Like an elementary classroom, it was a compare and contrast, and show-and-tell for Brooklyn’s top developers last week.
At the “Make it in Brooklyn” summit June 25 in Downtown Brooklyn, Forest City Ratner CEO and president MaryAnne Gilmartin, chairman Bruce Ratner, Two Trees Management’s founder David Walentas and son Jed Walentas sat down and got personal about their success in Brooklyn through the years, in a free-flowing conversation that saw the executives opening up about their early struggles and more recent success.
David, the outspoken 76-year-old who has been credited with bringing new life to the once-desolate neighborhood of DUMBO, recalled the first time he ever heard about the area. Forty years ago, he was a small-time developer in the Soho area and asked a “young kid” what the next frontier was, to which the kid told him DUMBO. “I said, where the (expletive) is DUMBO?” said David.
Anyone who lives in New York City doesn’t have to ask that question anymore. David purchased his first property in DUMBO from Helmsley Spear, which sold him two million square feet of property at $6 psf.
“Everyone thought I was the DUMB in DUMBO,” he quipped.
Now his company, Two Trees Management, which he founded in 1968, owns, manages and has developed a real estate portfolio valued at more than $3 billion, including more than 6,000 apartment units and over three million s/f of office and retail space.
The company owns 12 properties in DUMBO, which has seen explosive growth in the last decade, with tourist attractions like Brooklyn Bridge Park and the restored historic carousel called “Jane’s Carousel” (after David’s wife, who spent years hand restoring the original wood horses) and countless popular retailers and restaurants.
But despite the neighborhood’s success, Walentas touched on the hard times he went through to get where he is now, with 47 years in the real estate business — including pushback from the city, struggling through a recession, and keeping the faith alive when his partners wanted to quit.
“Real estate is a long term business,” he said. The turning point was when the city changed the zoning for the area in 1997. “Once we got the zoning change, I knew we’d won,” said David.
Though they do business very close to one another, Ratner and Gilmartin, whose firm Forest City Ratner has transformed Downtown Brooklyn, said they “never compete” with fellow developers the Walentasʼ.
Gilmartin, who met Ratner when she was an urban fellow working under Mayor Ed Koch, said she “hit the career lottery, accidentally.”
She characterized her longtime business partner and friend Ratner as a “paternal” figure in her life, having never known her father.
“We function through great dysfunction,” she said.

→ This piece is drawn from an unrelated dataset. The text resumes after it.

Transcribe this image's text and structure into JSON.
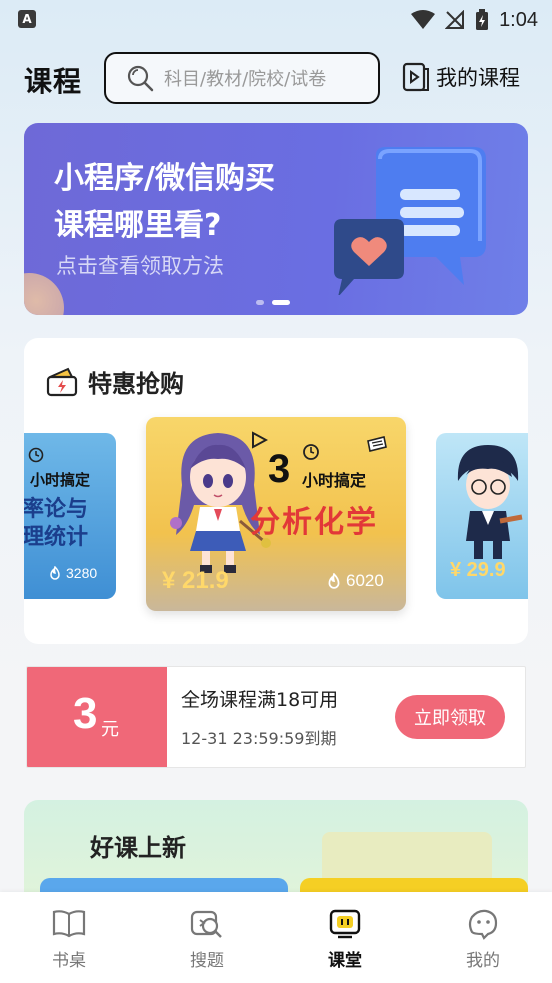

Ratner talked about his journey from working for the City as the commissioner of consumer affairs, which often pitted him against big business and being “embarrassed” to be working in real estate to now being an executive at Forest City Ratner.
Describing himself as a “very liberal” progressive as a young person in the Vietnam era, Ratner struggled with his identity in real estate.
“My voice would squeak when I would say ‘I’m a real estate developer,” said Ratner. “I was almost embarrassed. When I went into real estate, I realized anything I was going to do had to have a social impact.”
David countered Ratner’s statement, saying “we couldn’t be more different.”
“The government wanted to protect manufacturing, I said, ‘Jesus couldn’t protect manufacturing,’” said David. “The government and politics opposed everything we did. They never got it.”
It wasn’t until the Bloomberg administration that “they finally got it,” said David.
For the younger Walentas, Jed, following in his father’s footsteps was not exactly clear-cut. Jed said he “had no idea” he would be in real estate.
“I had interest in the business, but I interviewed for a lot of jobs in finance,” he said. He ended up working for Donald Trump, after a memorable interview with Trump himself and 30 other people in the room.
In 1997, after Mayor Giuiliani’s administration agreed to rezone DUMBO, he began working with his father at Two Trees, where he has been ever since. As principal of the firm, he handles the day-to-day operations.
“We spar about a few things once in a while, but it’s great,” said Jed. David admitted that he’s “not a people person” and that he only knows half a dozen people’s names that work for the company, but that Jed balances him out.
Forest City Ratner’s crown jewel, the Barclays Center, which opened in 2012 after years of lawsuits and roadblocks, became the highest-grossing entertainment and sports venue in the U.S. in its first year, bypassing Madison Square Garden, according to Billboard magazine.
“My God, we did this, we really did this,” he recalled of his thoughts on the opening night of Barclays Center. “I was in awe, I actually cried.”